The First Circuit has held that, under Massachusetts law, a mortgagee’s interest in a mortgage in default is inadequate to state a claim under the Massachusetts try title statute. The Plaintiffs in Lemelson, et al. v. U.S. Bank, N.A. filed suit under the Massachusetts try title statute, asserting that U.S. Bank’s interest in the property as mortgagee constituted a adverse claim on their record title to the property.
Plaintiffs argued that their record title and possession of the property were adequate to state a claim under the try title statute.

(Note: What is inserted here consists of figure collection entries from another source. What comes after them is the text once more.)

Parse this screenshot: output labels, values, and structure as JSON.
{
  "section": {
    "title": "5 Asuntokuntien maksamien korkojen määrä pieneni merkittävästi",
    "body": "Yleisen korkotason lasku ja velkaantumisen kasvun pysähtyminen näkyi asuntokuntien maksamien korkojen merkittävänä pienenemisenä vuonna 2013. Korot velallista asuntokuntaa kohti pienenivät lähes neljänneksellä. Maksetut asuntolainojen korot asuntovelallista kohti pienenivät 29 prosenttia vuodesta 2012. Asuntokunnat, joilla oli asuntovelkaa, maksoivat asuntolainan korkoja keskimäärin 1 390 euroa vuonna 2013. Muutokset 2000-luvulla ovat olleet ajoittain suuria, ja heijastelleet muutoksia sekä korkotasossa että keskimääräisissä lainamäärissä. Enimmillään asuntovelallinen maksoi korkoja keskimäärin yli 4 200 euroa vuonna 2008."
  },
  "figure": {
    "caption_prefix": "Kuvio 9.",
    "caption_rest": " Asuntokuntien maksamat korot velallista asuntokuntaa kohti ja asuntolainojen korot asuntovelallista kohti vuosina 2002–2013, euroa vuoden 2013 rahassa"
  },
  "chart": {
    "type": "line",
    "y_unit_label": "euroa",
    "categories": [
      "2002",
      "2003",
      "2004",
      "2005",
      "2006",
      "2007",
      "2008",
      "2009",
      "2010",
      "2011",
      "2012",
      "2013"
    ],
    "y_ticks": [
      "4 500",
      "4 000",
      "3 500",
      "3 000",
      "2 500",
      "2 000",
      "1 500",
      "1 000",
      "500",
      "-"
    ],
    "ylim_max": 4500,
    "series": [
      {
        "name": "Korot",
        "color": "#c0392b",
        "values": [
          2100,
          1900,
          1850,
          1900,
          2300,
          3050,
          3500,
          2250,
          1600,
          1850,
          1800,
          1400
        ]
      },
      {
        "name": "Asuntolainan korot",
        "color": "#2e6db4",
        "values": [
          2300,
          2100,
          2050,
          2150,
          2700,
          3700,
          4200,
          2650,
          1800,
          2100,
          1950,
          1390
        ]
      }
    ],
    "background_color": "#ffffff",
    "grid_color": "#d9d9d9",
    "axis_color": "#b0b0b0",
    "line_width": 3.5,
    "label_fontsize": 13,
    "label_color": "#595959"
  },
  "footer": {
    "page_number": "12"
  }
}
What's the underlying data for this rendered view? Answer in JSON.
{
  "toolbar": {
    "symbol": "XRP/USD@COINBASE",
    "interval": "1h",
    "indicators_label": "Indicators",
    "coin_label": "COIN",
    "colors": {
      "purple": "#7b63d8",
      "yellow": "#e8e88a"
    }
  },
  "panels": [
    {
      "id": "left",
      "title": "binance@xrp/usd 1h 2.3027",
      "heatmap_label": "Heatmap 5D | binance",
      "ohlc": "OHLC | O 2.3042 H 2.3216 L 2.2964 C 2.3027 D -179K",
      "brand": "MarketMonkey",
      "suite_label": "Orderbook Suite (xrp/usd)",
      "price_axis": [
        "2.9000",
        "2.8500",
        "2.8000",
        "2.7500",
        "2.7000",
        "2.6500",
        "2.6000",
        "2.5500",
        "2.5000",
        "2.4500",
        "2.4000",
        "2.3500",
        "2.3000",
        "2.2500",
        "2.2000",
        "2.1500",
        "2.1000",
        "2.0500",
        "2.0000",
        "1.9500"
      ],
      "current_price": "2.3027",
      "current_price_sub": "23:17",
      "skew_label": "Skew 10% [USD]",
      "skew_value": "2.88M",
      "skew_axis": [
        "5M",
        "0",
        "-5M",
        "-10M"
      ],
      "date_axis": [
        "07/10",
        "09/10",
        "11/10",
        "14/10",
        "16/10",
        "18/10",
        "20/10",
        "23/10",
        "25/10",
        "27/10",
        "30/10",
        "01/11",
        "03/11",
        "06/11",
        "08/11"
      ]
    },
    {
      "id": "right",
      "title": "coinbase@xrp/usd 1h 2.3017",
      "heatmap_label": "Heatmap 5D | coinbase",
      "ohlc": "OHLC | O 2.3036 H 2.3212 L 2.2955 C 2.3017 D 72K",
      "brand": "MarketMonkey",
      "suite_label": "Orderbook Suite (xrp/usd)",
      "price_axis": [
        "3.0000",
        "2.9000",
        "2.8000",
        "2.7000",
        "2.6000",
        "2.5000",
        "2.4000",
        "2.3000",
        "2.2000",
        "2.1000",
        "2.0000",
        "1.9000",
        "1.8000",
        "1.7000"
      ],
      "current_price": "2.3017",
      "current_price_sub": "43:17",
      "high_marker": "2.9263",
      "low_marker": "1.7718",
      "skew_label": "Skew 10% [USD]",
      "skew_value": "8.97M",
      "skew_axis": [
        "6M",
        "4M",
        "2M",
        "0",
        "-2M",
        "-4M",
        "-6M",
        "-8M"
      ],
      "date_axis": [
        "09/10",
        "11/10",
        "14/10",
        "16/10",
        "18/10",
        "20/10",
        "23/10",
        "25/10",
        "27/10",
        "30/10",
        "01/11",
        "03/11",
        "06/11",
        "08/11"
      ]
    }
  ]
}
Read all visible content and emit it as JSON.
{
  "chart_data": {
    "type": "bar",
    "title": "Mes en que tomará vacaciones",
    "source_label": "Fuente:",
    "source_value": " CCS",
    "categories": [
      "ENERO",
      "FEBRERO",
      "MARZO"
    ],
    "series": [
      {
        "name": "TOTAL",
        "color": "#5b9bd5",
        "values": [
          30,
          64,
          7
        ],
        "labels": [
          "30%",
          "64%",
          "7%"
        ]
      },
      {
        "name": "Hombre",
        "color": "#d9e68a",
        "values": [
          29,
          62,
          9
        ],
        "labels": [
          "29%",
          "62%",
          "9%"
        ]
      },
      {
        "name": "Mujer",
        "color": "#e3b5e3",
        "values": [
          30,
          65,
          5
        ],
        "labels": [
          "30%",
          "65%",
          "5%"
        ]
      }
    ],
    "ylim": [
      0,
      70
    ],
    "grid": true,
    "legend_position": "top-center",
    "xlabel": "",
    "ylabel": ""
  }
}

The First Circuit dismissed this argument, noting that while possession and record title are necessary for standing to bring a try title action, they are not adequate to state a claim. A claim under the try title statute requires that an adverse claim, or the possibility thereof, cloud a plaintiff’s record title. Relying on the Supreme Judicial Court’s decision in Bevilacqua v. Rodriguez, 955 N.E.2d 884 (Mass. 2011), the First Circuit agreed with the district court that a mortgagee’s holding of legal title to the property is not an adverse claim clouding the Plaintiffs’ record and equitable title in the property.
Under the Massachusetts title theory of mortgage law, title to the property is split into equitable title, retained by the mortgagor, and legal title, held by the mortgagee to secure the underlying debt. Under this system, the mortgagor’s and mortgagee’s interests are consistent with each other, and without more cannot serve as adverse claims clouding title. “Because Lemelson concedes that he conveyed all legal title to the property, he cannot now commence a try title action against one asserting ownership of only that legal title.”
In the First Circuit, a mortgagee’s interest in the legal title, without more, is simply not sufficient to support an action under the Massachusetts try title statue.